If I understand its message correctly, the claim is that an average active managed portfolio will achieve worse risk-adjusted returns (measured with Sharpe ratio, I presume) than the passive portfolio. Indexers everywhere rejoice! But, since the algebra used in the article looks less rigorous than desired, I tried to validate this result with some simple concrete numbers, and arrived at, let's say, divergent conclusion.

Let the risk free rate be 0. There is a market portfolio that yields an expected return of $\mu_m$=5% at the risk of $\sigma_m$=10%. One can also invest in an active managed portfolio, which returns in expectation $\mu_a$=10% but with commensurately increased risk $\sigma_a$=20%. The two should be independent so $\rho_{ma}$=0, otherwise without loss of generality we could just count the correlated part of the active portfolio as part of the passive market portfolio and treat only the remainder as "active" - this can be relaxed anyway, the calculations below work also for $\rho_{ma}$≠0.

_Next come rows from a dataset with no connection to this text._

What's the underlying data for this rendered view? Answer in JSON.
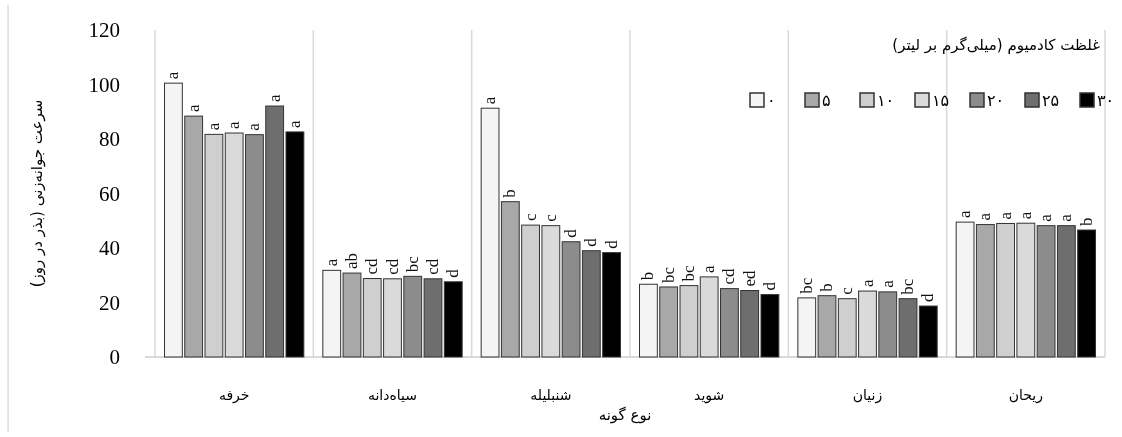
{
  "chart_data": {
    "type": "bar",
    "xlabel": "نوع گونه",
    "ylabel": "سرعت جوانه‌زنی (بذر در روز)",
    "legend_title": "غلظت کادمیوم (میلی‌گرم بر لیتر)",
    "categories": [
      "خرفه",
      "سیاه‌دانه",
      "شنبلیله",
      "شوید",
      "زنیان",
      "ریحان"
    ],
    "series": [
      {
        "name": "۰",
        "color": "#f4f4f4",
        "values": [
          100.5,
          31.8,
          91.3,
          26.7,
          21.7,
          49.5
        ],
        "value_labels": [
          "a",
          "a",
          "a",
          "b",
          "bc",
          "a"
        ]
      },
      {
        "name": "۵",
        "color": "#a8a8a8",
        "values": [
          88.4,
          30.8,
          57.0,
          25.7,
          22.5,
          48.6
        ],
        "value_labels": [
          "a",
          "ab",
          "b",
          "bc",
          "b",
          "a"
        ]
      },
      {
        "name": "۱۰",
        "color": "#cfcfcf",
        "values": [
          81.7,
          28.8,
          48.4,
          26.2,
          21.4,
          49.0
        ],
        "value_labels": [
          "a",
          "cd",
          "c",
          "bc",
          "c",
          "a"
        ]
      },
      {
        "name": "۱۵",
        "color": "#dadada",
        "values": [
          82.2,
          28.7,
          48.2,
          29.4,
          24.2,
          49.1
        ],
        "value_labels": [
          "a",
          "cd",
          "c",
          "a",
          "a",
          "a"
        ]
      },
      {
        "name": "۲۰",
        "color": "#8c8c8c",
        "values": [
          81.6,
          29.6,
          42.3,
          25.1,
          23.9,
          48.2
        ],
        "value_labels": [
          "a",
          "bc",
          "d",
          "cd",
          "a",
          "a"
        ]
      },
      {
        "name": "۲۵",
        "color": "#6e6e6e",
        "values": [
          92.1,
          28.7,
          39.0,
          24.4,
          21.4,
          48.2
        ],
        "value_labels": [
          "a",
          "cd",
          "d",
          "ed",
          "bc",
          "a"
        ]
      },
      {
        "name": "۳۰",
        "color": "#000000",
        "values": [
          82.6,
          27.6,
          38.3,
          22.9,
          18.7,
          46.6
        ],
        "value_labels": [
          "a",
          "d",
          "d",
          "d",
          "d",
          "b"
        ]
      }
    ],
    "ylim": [
      0,
      120
    ],
    "yticks": [
      0,
      20,
      40,
      60,
      80,
      100,
      120
    ],
    "grid": "x",
    "legend": "top right"
  }
}
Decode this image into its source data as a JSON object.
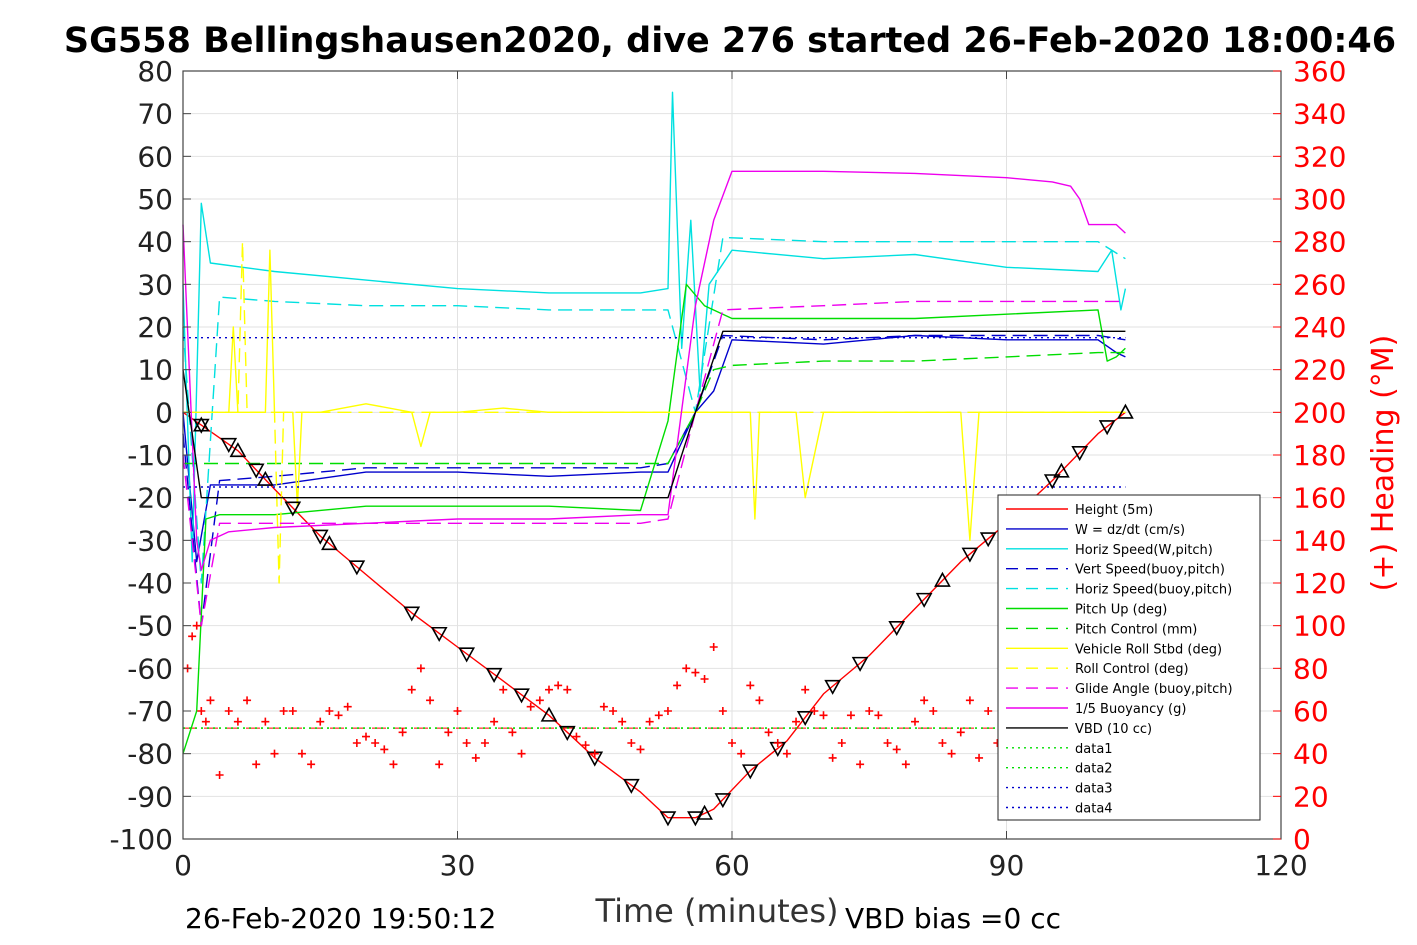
{
  "window": {
    "title": "SG558 Bellingshausen2020, dive 276 started 26-Feb-2020 18:00:46"
  },
  "footer": {
    "timestamp": "26-Feb-2020 19:50:12",
    "vbd_bias": "VBD bias =0 cc"
  },
  "chart_data": {
    "type": "line",
    "title": "SG558 Bellingshausen2020, dive 276 started 26-Feb-2020 18:00:46",
    "xlabel": "Time (minutes)",
    "ylabel": "",
    "ylabel_right": "(+) Heading (°M)",
    "xlim": [
      0,
      120
    ],
    "ylim": [
      -100,
      80
    ],
    "ylim_right": [
      0,
      360
    ],
    "xticks": [
      0,
      30,
      60,
      90,
      120
    ],
    "yticks": [
      -100,
      -90,
      -80,
      -70,
      -60,
      -50,
      -40,
      -30,
      -20,
      -10,
      0,
      10,
      20,
      30,
      40,
      50,
      60,
      70,
      80
    ],
    "yticks_right": [
      0,
      20,
      40,
      60,
      80,
      100,
      120,
      140,
      160,
      180,
      200,
      220,
      240,
      260,
      280,
      300,
      320,
      340,
      360
    ],
    "grid": true,
    "legend_position": "bottom-right",
    "colors": {
      "red": "#ff0000",
      "blue": "#0000cc",
      "cyan": "#00e0e0",
      "green": "#00dd00",
      "yellow": "#ffff00",
      "magenta": "#ee00ee",
      "black": "#000000"
    },
    "series": [
      {
        "name": "Height (5m)",
        "color": "#ff0000",
        "style": "solid",
        "x": [
          0,
          2,
          6,
          10,
          15,
          20,
          25,
          30,
          35,
          40,
          45,
          50,
          53,
          56,
          58,
          62,
          66,
          70,
          75,
          80,
          85,
          90,
          95,
          100,
          103
        ],
        "y": [
          0,
          -3,
          -9,
          -18,
          -29,
          -38,
          -47,
          -55,
          -63,
          -71,
          -81,
          -89,
          -95,
          -95,
          -93,
          -84,
          -77,
          -66,
          -57,
          -46,
          -35,
          -26,
          -16,
          -5,
          0
        ]
      },
      {
        "name": "W = dz/dt (cm/s)",
        "color": "#0000cc",
        "style": "solid",
        "x": [
          0,
          1.5,
          3,
          10,
          20,
          30,
          40,
          50,
          53,
          56,
          58,
          60,
          70,
          80,
          90,
          100,
          102,
          103
        ],
        "y": [
          0,
          -35,
          -17,
          -17,
          -14,
          -14,
          -15,
          -14,
          -14,
          0,
          5,
          17,
          16,
          18,
          17,
          17,
          14,
          13
        ]
      },
      {
        "name": "Horiz Speed(W,pitch)",
        "color": "#00e0e0",
        "style": "solid",
        "x": [
          0,
          1,
          2,
          3,
          10,
          20,
          30,
          40,
          50,
          53,
          53.5,
          54.5,
          55.5,
          56.5,
          57.5,
          60,
          70,
          80,
          90,
          100,
          101.5,
          102.5,
          103
        ],
        "y": [
          30,
          -35,
          49,
          35,
          33,
          31,
          29,
          28,
          28,
          29,
          75,
          15,
          45,
          5,
          30,
          38,
          36,
          37,
          34,
          33,
          38,
          24,
          29
        ]
      },
      {
        "name": "Vert Speed(buoy,pitch)",
        "color": "#0000cc",
        "style": "dashed",
        "x": [
          0,
          2,
          4,
          10,
          20,
          30,
          40,
          50,
          53,
          56,
          59,
          70,
          80,
          90,
          100,
          103
        ],
        "y": [
          -5,
          -50,
          -16,
          -15,
          -13,
          -13,
          -13,
          -13,
          -12,
          0,
          18,
          17,
          18,
          18,
          18,
          17
        ]
      },
      {
        "name": "Horiz Speed(buoy,pitch)",
        "color": "#00e0e0",
        "style": "dashed",
        "x": [
          0,
          2,
          4,
          10,
          20,
          30,
          40,
          50,
          53,
          56,
          59,
          70,
          80,
          90,
          100,
          103
        ],
        "y": [
          20,
          -40,
          27,
          26,
          25,
          25,
          24,
          24,
          24,
          0,
          41,
          40,
          40,
          40,
          40,
          36
        ]
      },
      {
        "name": "Pitch Up (deg)",
        "color": "#00dd00",
        "style": "solid",
        "x": [
          0,
          1.5,
          2.5,
          4,
          10,
          20,
          30,
          40,
          50,
          53,
          55,
          57,
          60,
          70,
          80,
          90,
          100,
          101,
          102,
          103
        ],
        "y": [
          -80,
          -70,
          -25,
          -24,
          -24,
          -22,
          -22,
          -22,
          -23,
          -2,
          30,
          25,
          22,
          22,
          22,
          23,
          24,
          12,
          13,
          15
        ]
      },
      {
        "name": "Pitch Control (mm)",
        "color": "#00dd00",
        "style": "dashed",
        "x": [
          0,
          2,
          10,
          20,
          30,
          40,
          50,
          53,
          56,
          58,
          60,
          70,
          80,
          90,
          100,
          103
        ],
        "y": [
          -12,
          -12,
          -12,
          -12,
          -12,
          -12,
          -12,
          -12,
          0,
          10,
          11,
          12,
          12,
          13,
          14,
          14
        ]
      },
      {
        "name": "Vehicle Roll Stbd (deg)",
        "color": "#ffff00",
        "style": "solid",
        "x": [
          0,
          3,
          5,
          5.5,
          6,
          9,
          9.5,
          10,
          12,
          12.5,
          13,
          15,
          20,
          25,
          26,
          27,
          30,
          35,
          40,
          45,
          50,
          55,
          60,
          62,
          62.5,
          63,
          67,
          68,
          70,
          80,
          85,
          86,
          87,
          90,
          95,
          100,
          103
        ],
        "y": [
          0,
          0,
          0,
          20,
          0,
          0,
          38,
          0,
          0,
          -22,
          0,
          0,
          2,
          0,
          -8,
          0,
          0,
          1,
          0,
          0,
          0,
          0,
          0,
          0,
          -25,
          0,
          0,
          -20,
          0,
          0,
          0,
          -30,
          0,
          0,
          0,
          0,
          0
        ]
      },
      {
        "name": "Roll Control (deg)",
        "color": "#ffff00",
        "style": "dashed",
        "x": [
          0,
          3,
          6,
          6.5,
          7,
          10,
          10.5,
          11,
          15,
          20,
          30,
          40,
          50,
          53,
          60,
          70,
          80,
          90,
          100,
          103
        ],
        "y": [
          0,
          0,
          0,
          40,
          0,
          0,
          -40,
          0,
          0,
          0,
          0,
          0,
          0,
          0,
          0,
          0,
          0,
          0,
          0,
          0
        ]
      },
      {
        "name": "Glide Angle (buoy,pitch)",
        "color": "#ee00ee",
        "style": "dashed",
        "x": [
          0,
          2,
          4,
          10,
          20,
          30,
          40,
          50,
          53,
          56,
          59,
          70,
          80,
          90,
          100,
          103
        ],
        "y": [
          -10,
          -50,
          -26,
          -26,
          -26,
          -26,
          -26,
          -26,
          -25,
          0,
          24,
          25,
          26,
          26,
          26,
          26
        ]
      },
      {
        "name": "1/5 Buoyancy (g)",
        "color": "#ee00ee",
        "style": "solid",
        "x": [
          0,
          1.5,
          2,
          3,
          5,
          10,
          20,
          30,
          40,
          50,
          53,
          56,
          58,
          60,
          70,
          80,
          90,
          95,
          97,
          98,
          99,
          101,
          102,
          103
        ],
        "y": [
          44,
          -30,
          -37,
          -30,
          -28,
          -27,
          -26,
          -25,
          -25,
          -24,
          -24,
          25,
          45,
          56.5,
          56.5,
          56,
          55,
          54,
          53,
          50,
          44,
          44,
          44,
          42
        ]
      },
      {
        "name": "VBD (10 cc)",
        "color": "#000000",
        "style": "solid",
        "x": [
          0,
          1,
          2,
          10,
          20,
          30,
          40,
          50,
          53,
          56,
          59,
          70,
          80,
          90,
          100,
          103
        ],
        "y": [
          10,
          -5,
          -20,
          -20,
          -20,
          -20,
          -20,
          -20,
          -20,
          0,
          19,
          19,
          19,
          19,
          19,
          19
        ]
      },
      {
        "name": "data1",
        "color": "#00dd00",
        "style": "dotted",
        "x": [
          0,
          103
        ],
        "y": [
          -74,
          -74
        ]
      },
      {
        "name": "data2",
        "color": "#00dd00",
        "style": "dotted",
        "x": [
          0,
          103
        ],
        "y": [
          -74,
          -74
        ]
      },
      {
        "name": "data3",
        "color": "#0000cc",
        "style": "dotted",
        "x": [
          0,
          103
        ],
        "y": [
          17.5,
          17.5
        ]
      },
      {
        "name": "data4",
        "color": "#0000cc",
        "style": "dotted",
        "x": [
          0,
          103
        ],
        "y": [
          -17.5,
          -17.5
        ]
      }
    ],
    "heading_series": {
      "color": "#ff0000",
      "marker": "plus",
      "x": [
        0.5,
        1,
        1.5,
        2,
        2.5,
        3,
        4,
        5,
        6,
        7,
        8,
        9,
        10,
        11,
        12,
        13,
        14,
        15,
        16,
        17,
        18,
        19,
        20,
        21,
        22,
        23,
        24,
        25,
        26,
        27,
        28,
        29,
        30,
        31,
        32,
        33,
        34,
        35,
        36,
        37,
        38,
        39,
        40,
        41,
        42,
        43,
        44,
        45,
        46,
        47,
        48,
        49,
        50,
        51,
        52,
        53,
        54,
        55,
        56,
        57,
        58,
        59,
        60,
        61,
        62,
        63,
        64,
        65,
        66,
        67,
        68,
        69,
        70,
        71,
        72,
        73,
        74,
        75,
        76,
        77,
        78,
        79,
        80,
        81,
        82,
        83,
        84,
        85,
        86,
        87,
        88,
        89,
        90,
        91,
        92,
        93,
        94,
        95,
        96,
        97,
        98,
        99,
        100,
        101,
        102,
        103
      ],
      "y": [
        80,
        95,
        100,
        60,
        55,
        65,
        30,
        60,
        55,
        65,
        35,
        55,
        40,
        60,
        60,
        40,
        35,
        55,
        60,
        58,
        62,
        45,
        48,
        45,
        42,
        35,
        50,
        70,
        80,
        65,
        35,
        50,
        60,
        45,
        38,
        45,
        55,
        70,
        50,
        40,
        62,
        65,
        70,
        72,
        70,
        48,
        44,
        40,
        62,
        60,
        55,
        45,
        42,
        55,
        58,
        60,
        72,
        80,
        78,
        75,
        90,
        60,
        45,
        40,
        72,
        65,
        50,
        45,
        40,
        55,
        70,
        60,
        58,
        38,
        45,
        58,
        35,
        60,
        58,
        45,
        42,
        35,
        55,
        65,
        60,
        45,
        40,
        50,
        65,
        38,
        60,
        45,
        40,
        58,
        55,
        65,
        38,
        40,
        60,
        55,
        50,
        48,
        45,
        40,
        45,
        55
      ]
    },
    "heading_reference": {
      "color": "#ff0000",
      "style": "dashed",
      "value": 52,
      "x": [
        0,
        103
      ]
    },
    "markers": {
      "down_triangles": {
        "x": [
          2,
          5,
          8,
          12,
          15,
          19,
          25,
          28,
          31,
          34,
          37,
          42,
          45,
          49,
          53,
          56,
          59,
          62,
          65,
          68,
          71,
          74,
          78,
          81,
          86,
          88,
          91,
          95,
          98,
          101
        ],
        "on": "Height (5m)"
      },
      "up_triangles": {
        "x": [
          2,
          6,
          9,
          16,
          40,
          57,
          83,
          96,
          103
        ],
        "on": "Height (5m)"
      }
    }
  }
}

There is a fund 1 that has invested $w_{1m}$=1 000 000 into the market and $w_{1a}$=100 000 into the active instrument. It earns expected return $\mu_m w_{1m} + \mu_a w_{1a}$ = 60 000 and bears risk $\sqrt{\mu^2_m w^2_{1m} + \mu^2_a w^2_{1a}}$=101 980, so it achieves Sharpe ratio $SR_1$=58,8%.

Since in aggregate only the market can be invested into, there must also be a fund 2 that has gone short with $w_{2a}$=-$w_{1a}$=-100 000 into the actively managed portfolio, and also lets say it put $w_{2m}$=2 000 000 into the market. This fund earns expected return of $\mu_m w_{2m} + \mu_a w_{2a}$ = 90 000 in exchange for risk $\sqrt{\mu^2_m w^2_{2m} + \mu^2_a w^2_{2a}}$=200 998, with $SR_2$=44,8%.

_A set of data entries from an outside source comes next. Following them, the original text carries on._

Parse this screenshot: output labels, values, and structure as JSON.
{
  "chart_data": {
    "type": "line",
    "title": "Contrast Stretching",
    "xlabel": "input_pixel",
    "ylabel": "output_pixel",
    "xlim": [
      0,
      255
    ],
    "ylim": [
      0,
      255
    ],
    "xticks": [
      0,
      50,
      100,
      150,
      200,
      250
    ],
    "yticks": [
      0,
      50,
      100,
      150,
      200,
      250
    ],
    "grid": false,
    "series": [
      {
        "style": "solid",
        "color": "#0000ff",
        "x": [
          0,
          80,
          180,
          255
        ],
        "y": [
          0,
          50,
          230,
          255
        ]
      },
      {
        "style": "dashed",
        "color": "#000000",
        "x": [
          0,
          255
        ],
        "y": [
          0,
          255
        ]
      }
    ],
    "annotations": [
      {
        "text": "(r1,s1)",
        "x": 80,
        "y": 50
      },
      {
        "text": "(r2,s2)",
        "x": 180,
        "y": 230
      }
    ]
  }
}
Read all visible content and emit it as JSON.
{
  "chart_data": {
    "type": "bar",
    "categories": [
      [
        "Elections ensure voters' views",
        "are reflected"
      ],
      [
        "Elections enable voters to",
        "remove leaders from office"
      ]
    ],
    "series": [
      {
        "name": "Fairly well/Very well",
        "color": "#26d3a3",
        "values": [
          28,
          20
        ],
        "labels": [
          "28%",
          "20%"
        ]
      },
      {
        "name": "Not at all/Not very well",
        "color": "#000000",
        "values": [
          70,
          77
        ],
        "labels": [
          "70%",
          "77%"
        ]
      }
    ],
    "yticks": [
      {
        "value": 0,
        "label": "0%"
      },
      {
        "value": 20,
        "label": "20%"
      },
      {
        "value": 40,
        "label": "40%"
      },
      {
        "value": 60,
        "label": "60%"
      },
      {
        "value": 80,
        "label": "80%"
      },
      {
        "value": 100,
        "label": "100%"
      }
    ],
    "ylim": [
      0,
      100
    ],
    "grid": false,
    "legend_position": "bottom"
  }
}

This means that an "average" Sharpe ratio across existing funds is (58,8%+44,8%)/2=51,8%. Compare this to a passive investor who just puts everything into the market portfolio, getting $SR$=$\mu_m$/$\sigma_m$=50%. It would seem the "average" active manager can outperform on the risk-adjusted return basis (before costs ofc, and for this set of parameters).

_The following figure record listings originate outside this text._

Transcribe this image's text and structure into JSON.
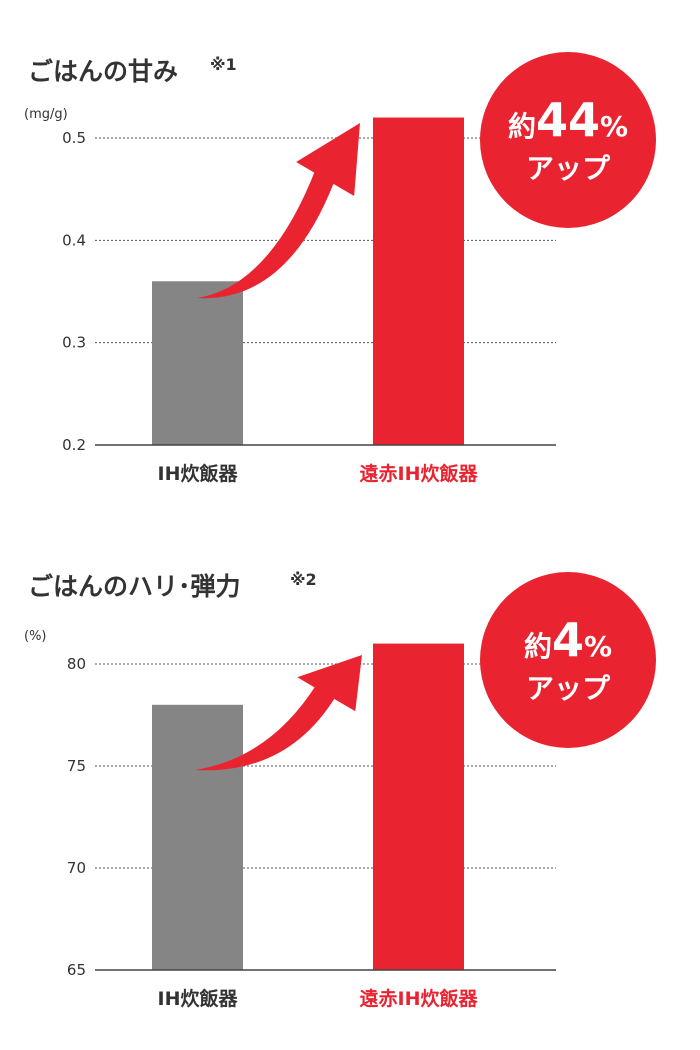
{
  "colors": {
    "gray": "#858585",
    "red": "#ea2330",
    "text": "#333333",
    "grid": "#555555"
  },
  "chart_data": [
    {
      "type": "bar",
      "title": "ごはんの甘み",
      "note": "※1",
      "ylabel": "(mg/g)",
      "ylim": [
        0.2,
        0.5
      ],
      "yticks": [
        "0.2",
        "0.3",
        "0.4",
        "0.5"
      ],
      "categories": [
        "IH炊飯器",
        "遠赤IH炊飯器"
      ],
      "values": [
        0.36,
        0.52
      ],
      "grid": true,
      "badge": {
        "prefix": "約",
        "value": "44",
        "unit": "%",
        "text": "アップ"
      }
    },
    {
      "type": "bar",
      "title": "ごはんのハリ･弾力",
      "note": "※2",
      "ylabel": "(%)",
      "ylim": [
        65,
        80
      ],
      "yticks": [
        "65",
        "70",
        "75",
        "80"
      ],
      "categories": [
        "IH炊飯器",
        "遠赤IH炊飯器"
      ],
      "values": [
        78,
        81
      ],
      "grid": true,
      "badge": {
        "prefix": "約",
        "value": "4",
        "unit": "%",
        "text": "アップ"
      }
    }
  ]
}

Or did I misunderstand something very simple and fundamental about the article?

Answer 1

I didn't read the referenced paper, but I did try to replicate your numbers. I agree with your calculations for the individual Sharpe ratios for the two portfolios.

However, I do not agree with your approach to "average Sharpe" calculation. You are using a simple average but the second portfolio is nearly 2x the first.

If you take a weighted average, you will get a Sharpe ratio of 49.931%, which is below the 50% Sharpe of your market portfolio.

Answer 2

I agree with AlRacoon that the construction of the average matters a lot here. And thinking about what matters I would like to focus, as they do in the paper, on the aggregate outcome. You can either hold the market portfolio directly, or you can hold it through active and passive managers that collectively holds it at all times by privately holding different parts of it at different times (imagine that you buy all shares of all funds and that they together hold the market portfolio). The trading among and between them does not alter your returns. Not as long as they don't alter the market porfolio that is.

How could the active funds alter the market portfolio? Maybe if they spot an undervalued company with good investment opportunities. They buy the company's share from passive hodlers thus bidding up the price giving a signal to the company it should issue more shares and invest in their business. If the active funds have made the right decision, the market portfolio and the real investments in the economy change in the right directions.

Given a static market portfolio though, the active funds can add nothing in aggregate, just some of them outperforming some others. Or as it is stated in the paper: "Logic dictates that investors cannot in aggregate be rewarded for the extra risk they incur in owning concentrated stock portfolios."